Better initial patient experiences were associated with retention in HIV care in the first 6-month period, regardless of whether a patient was naïve or not naïve to HIV care. Although the trends were similar for both populations, it only reached statistical significance in patients not naïve to HIV care. The lack of significance for those naïve to HIV care could have been due to lack of power (e.g. there were only two patients who were totally satisfied and not retained at 6 months, for both HIV provider and clinic experiences). Still, the data supports our hypothesis that patients’ initial experience with a new clinic, even among patients who have had prior experience with HIV care, whether good or bad, influences subsequent retention. We suspect that patients who have prior experience may be better able to judge the care they receive because they have a base of experience for assessing that care. Interventions targeting patient experience could potentially help both populations.

Our research and findings are promising. Based on these results, larger and more definitive studies are warranted. Future studies should include a multi-wave longitudinal assessment of patient experience to quantify how patient experiences change over time as care progresses, and identify the key factors behind any changes.

Potential interventions for improving the patient’s experience with the provider include those that incorporate audit feedback and/or feedback coupled with communication skills training.

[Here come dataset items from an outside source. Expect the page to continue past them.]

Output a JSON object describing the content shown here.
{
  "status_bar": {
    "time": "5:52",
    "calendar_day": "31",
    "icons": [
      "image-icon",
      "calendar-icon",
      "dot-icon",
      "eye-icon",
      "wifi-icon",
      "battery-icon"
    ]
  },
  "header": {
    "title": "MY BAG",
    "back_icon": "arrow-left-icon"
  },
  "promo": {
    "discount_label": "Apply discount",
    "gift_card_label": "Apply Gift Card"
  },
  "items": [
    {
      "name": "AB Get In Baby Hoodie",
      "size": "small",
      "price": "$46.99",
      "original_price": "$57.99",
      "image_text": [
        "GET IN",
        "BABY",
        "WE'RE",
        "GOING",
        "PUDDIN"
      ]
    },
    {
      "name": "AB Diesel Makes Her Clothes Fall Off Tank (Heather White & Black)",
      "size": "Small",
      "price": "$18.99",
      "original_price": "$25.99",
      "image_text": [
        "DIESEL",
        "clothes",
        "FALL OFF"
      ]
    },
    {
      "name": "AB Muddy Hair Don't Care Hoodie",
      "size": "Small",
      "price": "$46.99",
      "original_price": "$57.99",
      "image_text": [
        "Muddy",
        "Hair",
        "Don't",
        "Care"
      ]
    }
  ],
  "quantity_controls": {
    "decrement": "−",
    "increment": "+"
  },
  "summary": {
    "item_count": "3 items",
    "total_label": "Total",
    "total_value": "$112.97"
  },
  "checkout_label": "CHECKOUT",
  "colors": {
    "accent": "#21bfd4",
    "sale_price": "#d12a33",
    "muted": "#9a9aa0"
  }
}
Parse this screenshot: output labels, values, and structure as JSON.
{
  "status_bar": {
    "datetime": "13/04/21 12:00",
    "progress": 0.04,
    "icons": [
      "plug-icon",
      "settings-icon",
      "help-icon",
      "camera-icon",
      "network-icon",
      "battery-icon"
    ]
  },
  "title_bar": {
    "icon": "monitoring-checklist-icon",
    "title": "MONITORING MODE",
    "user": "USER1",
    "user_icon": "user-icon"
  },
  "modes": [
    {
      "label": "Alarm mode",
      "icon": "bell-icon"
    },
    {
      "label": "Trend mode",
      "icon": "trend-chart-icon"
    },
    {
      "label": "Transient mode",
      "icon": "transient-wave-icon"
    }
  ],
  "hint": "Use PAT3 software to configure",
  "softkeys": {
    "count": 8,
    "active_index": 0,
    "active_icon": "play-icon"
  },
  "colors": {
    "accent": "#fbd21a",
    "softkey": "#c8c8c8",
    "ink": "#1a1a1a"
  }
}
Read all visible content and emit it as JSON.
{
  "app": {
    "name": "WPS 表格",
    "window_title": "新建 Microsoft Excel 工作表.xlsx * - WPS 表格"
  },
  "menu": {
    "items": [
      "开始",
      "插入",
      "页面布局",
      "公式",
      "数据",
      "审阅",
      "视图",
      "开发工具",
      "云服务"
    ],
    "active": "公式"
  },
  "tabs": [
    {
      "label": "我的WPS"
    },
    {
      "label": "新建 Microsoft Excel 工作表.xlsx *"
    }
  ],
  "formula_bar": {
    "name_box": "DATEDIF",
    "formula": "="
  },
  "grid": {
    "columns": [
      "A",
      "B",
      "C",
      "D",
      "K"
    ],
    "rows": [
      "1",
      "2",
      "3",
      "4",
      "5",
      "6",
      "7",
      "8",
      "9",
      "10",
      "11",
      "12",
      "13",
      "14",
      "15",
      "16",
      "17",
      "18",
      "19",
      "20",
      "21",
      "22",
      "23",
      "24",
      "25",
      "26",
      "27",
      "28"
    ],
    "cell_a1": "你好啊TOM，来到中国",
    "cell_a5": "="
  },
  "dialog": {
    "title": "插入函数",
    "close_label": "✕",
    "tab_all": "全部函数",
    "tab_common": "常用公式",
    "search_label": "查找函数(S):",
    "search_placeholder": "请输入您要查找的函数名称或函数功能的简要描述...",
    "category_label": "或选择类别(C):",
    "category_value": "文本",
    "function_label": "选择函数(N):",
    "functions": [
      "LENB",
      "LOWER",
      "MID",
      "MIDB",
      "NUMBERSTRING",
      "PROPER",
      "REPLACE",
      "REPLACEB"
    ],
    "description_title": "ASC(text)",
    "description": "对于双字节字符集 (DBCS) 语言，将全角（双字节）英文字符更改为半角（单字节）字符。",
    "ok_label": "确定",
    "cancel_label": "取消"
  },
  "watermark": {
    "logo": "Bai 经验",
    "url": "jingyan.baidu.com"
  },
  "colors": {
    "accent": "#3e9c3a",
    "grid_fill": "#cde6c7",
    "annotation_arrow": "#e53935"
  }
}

In a classic study by Cope et al., internal medicine residents receiving an audit feedback session with the program director had significantly improved patient experience scores than those who did not [26]. In a recent randomized controlled trial by Tulsky et al., oncologists completed a 1 h computer program that included training on communication skills and tailored feedback based on previously recorded conversations with patients [27]. Patients seen by oncologists in the intervention arm reported significantly greater trust in the provider than those seen by providers in the control arm. Randomized controlled intervention studies like these are needed to inform evidence-based strategies to improve patient experiences. Without evidence based interventions, there is the risk of misdirected interventions to improve patient experiences, e.g. administrative mandates to improve elements of care that do not significantly drive the patient care experience, such as renovating hospital cafeterias and providing free valet parking [14, 28, 29]. Intervention studies are also needed to see the extent to which improved patient experiences raise outcomes such as retention in HIV care.

This study has a number of important methodological strengths. To our knowledge, this is the first prospective cohort study in any disease process examining the temporal relationship between initial care experiences and subsequent health outcomes, and doing so by using the patient as the unit of analysis, as opposed to aggregate data at the care organization level. The study is notable for using psychometrically rigorous measures of patient experience. The study is also unique in including only patients who are new to an HIV clinic, reducing opportunities for selection bias. Lastly, our study includes a large number of Black and Hispanic patients, a population disproportionally affected by HIV yet underrepresented in many studies.

As in any investigation, this study has certain limitations. We conducted this study at a public HIV clinic, and the findings may not generalize to other settings. In addition, our sample size may have been too small to detect significant relationships between initial patient experience and retention in care over 12 months, even if a significant relationship were to exist.

Conclusions

Retention in HIV care is a critical challenge to maximizing the benefits of effective antiretroviral therapy. Our study suggests that better patient experiences may be an important modifiable health systems level factor in keeping patients in HIV care. The findings, if confirmed in a larger, definitive prospective study, suggest that patient experience may be a new tool in improving retention in HIV care. Such a tool would also align with the National HIV/AIDS Strategy’s goal to develop models of care that are patient-centered and take into account patients’ needs and preferences [1].